You hear the voice of Dieter Bachmann before seeing him in “Mr. Bachmann and His Class,” telling his sixth graders that if they need to rest a little longer, they can put their heads down on their desk for a little while. Director Maria Speth shows it’s still dark out when the kids file onto the bus for school in Stadtallendorf, Germany and while some stop at a local bakery to grab a pastry to get going before the day starts, others still need the shut-eye and as the camera pivots from them to Bachmann at the head of the class, outfitted in an AC/DC shirt and skullcap that not square with what the mind might’ve conjured from his gentle instructions, the classroom is both recognizable in terms of the diversity of the students in the room and entirely unrecognizable in how Bachmann treats them.
When Bachmann approaches education noticeably different in leading with sensitivity and kindness, it’s fitting that Speth acts accordingly with a film that runs three hours and 40 minutes to let a school year unfold as gracefully as the teacher handles the discourse in his class. Although the director gives occasional glimpses into other classrooms, the school itself is a bit of a mystery in terms of how it’s structured to have such an open , though it’s far less important than where it is located, a town that once made munitions for the Nazis and had its factories redeployed for consumer goods following World War II, opening up the floodgates for job seekers from far and wide to find opportunity. The student body reflects a place that continues to welcome immigrants, with the majority of Bachmann’s students either the first generation to grow up in the country or having recently moved there, requiring the teacher to facilitate a lesson plan in which they can all feel involved when German is not necessarily their first language.
At first, you think little of the interstitial scenes of the town outside the school that Speth slides in between what occurs in the classroom, but “Mr. Bachmann and His Class” is slyly structured to let the audience experience the same sense of assimilation that the students do. Bachmann and colleagues lament the inconvenience of handing out standardized grades when they’re an insufficient measure of progress for such a broad variety of pupils, and though he might have to explain himself to superiors from the time to time, one is privileged by virtue of Speth and cinematographer Reinhold Vorschneider’s presence to see the progress that the kids make as Bachmann encourages them to engage with one another in conversations that run the gamut from candidly describing their family lives to their religious views, growing more comfortable expressing themselves in front of your eyes.
With a drum set in the corner and a guitar behind his desk, there’s always the threat of Bachmann bursting into song, though it’s never a solo performance and part of the reason you suspect he’s so good with the kids is because, like many of them, this is hardly the life he envisioned for himselff.
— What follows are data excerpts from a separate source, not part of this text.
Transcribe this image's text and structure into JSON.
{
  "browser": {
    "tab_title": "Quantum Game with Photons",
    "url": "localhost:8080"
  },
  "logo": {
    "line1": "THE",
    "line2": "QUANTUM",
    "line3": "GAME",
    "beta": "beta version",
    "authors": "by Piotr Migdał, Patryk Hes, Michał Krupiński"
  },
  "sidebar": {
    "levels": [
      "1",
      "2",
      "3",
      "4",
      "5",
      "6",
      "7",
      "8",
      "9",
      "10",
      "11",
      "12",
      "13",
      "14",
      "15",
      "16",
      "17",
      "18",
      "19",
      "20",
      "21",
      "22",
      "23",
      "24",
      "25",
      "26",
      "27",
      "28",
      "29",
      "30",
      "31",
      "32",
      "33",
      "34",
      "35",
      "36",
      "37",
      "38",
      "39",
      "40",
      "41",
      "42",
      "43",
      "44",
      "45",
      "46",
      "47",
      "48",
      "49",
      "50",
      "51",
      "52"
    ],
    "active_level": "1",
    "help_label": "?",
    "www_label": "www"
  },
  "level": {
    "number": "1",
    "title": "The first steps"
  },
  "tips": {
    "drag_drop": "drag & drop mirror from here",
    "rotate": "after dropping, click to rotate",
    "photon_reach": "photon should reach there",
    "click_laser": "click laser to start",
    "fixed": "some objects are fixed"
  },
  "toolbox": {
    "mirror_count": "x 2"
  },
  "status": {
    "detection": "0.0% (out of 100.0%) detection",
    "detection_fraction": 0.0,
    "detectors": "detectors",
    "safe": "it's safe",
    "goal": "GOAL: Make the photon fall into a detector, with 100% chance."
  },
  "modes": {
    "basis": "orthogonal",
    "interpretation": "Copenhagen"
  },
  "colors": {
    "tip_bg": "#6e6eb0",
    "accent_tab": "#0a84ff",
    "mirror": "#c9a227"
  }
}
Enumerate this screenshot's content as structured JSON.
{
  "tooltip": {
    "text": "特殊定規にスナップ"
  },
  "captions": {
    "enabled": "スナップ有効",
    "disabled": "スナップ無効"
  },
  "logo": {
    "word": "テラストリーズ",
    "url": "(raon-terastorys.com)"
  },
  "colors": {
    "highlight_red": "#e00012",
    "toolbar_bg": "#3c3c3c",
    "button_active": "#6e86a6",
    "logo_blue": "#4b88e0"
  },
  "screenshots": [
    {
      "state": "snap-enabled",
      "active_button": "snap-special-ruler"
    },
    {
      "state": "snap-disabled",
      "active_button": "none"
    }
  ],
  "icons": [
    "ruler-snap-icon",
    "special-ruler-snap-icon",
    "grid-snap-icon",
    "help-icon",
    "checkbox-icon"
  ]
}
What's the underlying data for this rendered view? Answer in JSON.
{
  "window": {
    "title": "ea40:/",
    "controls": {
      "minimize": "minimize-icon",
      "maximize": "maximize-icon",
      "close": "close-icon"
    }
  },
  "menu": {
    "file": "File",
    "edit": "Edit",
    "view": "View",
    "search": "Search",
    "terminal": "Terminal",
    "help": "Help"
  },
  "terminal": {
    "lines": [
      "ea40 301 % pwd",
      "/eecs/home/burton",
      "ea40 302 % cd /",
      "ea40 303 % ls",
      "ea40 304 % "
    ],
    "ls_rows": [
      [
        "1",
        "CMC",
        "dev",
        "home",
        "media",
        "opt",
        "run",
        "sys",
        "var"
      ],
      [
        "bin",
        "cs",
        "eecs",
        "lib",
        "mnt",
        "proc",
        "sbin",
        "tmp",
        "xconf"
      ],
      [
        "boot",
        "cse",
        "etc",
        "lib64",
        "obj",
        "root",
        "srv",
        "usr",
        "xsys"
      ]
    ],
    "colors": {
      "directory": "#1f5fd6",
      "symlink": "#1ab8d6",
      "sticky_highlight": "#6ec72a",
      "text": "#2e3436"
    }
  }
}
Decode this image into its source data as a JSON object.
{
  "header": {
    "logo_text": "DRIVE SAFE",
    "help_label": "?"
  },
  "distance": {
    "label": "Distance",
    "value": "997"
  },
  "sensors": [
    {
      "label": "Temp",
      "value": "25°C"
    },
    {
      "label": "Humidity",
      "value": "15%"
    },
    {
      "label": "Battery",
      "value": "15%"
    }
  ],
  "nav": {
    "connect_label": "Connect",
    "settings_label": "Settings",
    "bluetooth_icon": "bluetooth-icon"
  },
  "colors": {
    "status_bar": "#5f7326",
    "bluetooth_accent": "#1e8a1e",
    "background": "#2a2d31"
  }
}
But when the film both literally and figuratively gradually works its way outside the confines of the classroom, “Mr. Bachmann and His Class” simultaneously allows for all involved to start to be seen as individuals with their own specific interests and a product of a community that’s nurtured them to appreciate the value that they have. Although Bachmann, prone to dropping unexpectedly wise words at a moment’s notices, tells a fellow teacher, “Being with a beautiful woman is overrated because you don’t even notice it anymore,” somehow being around a beautiful educator never gets old.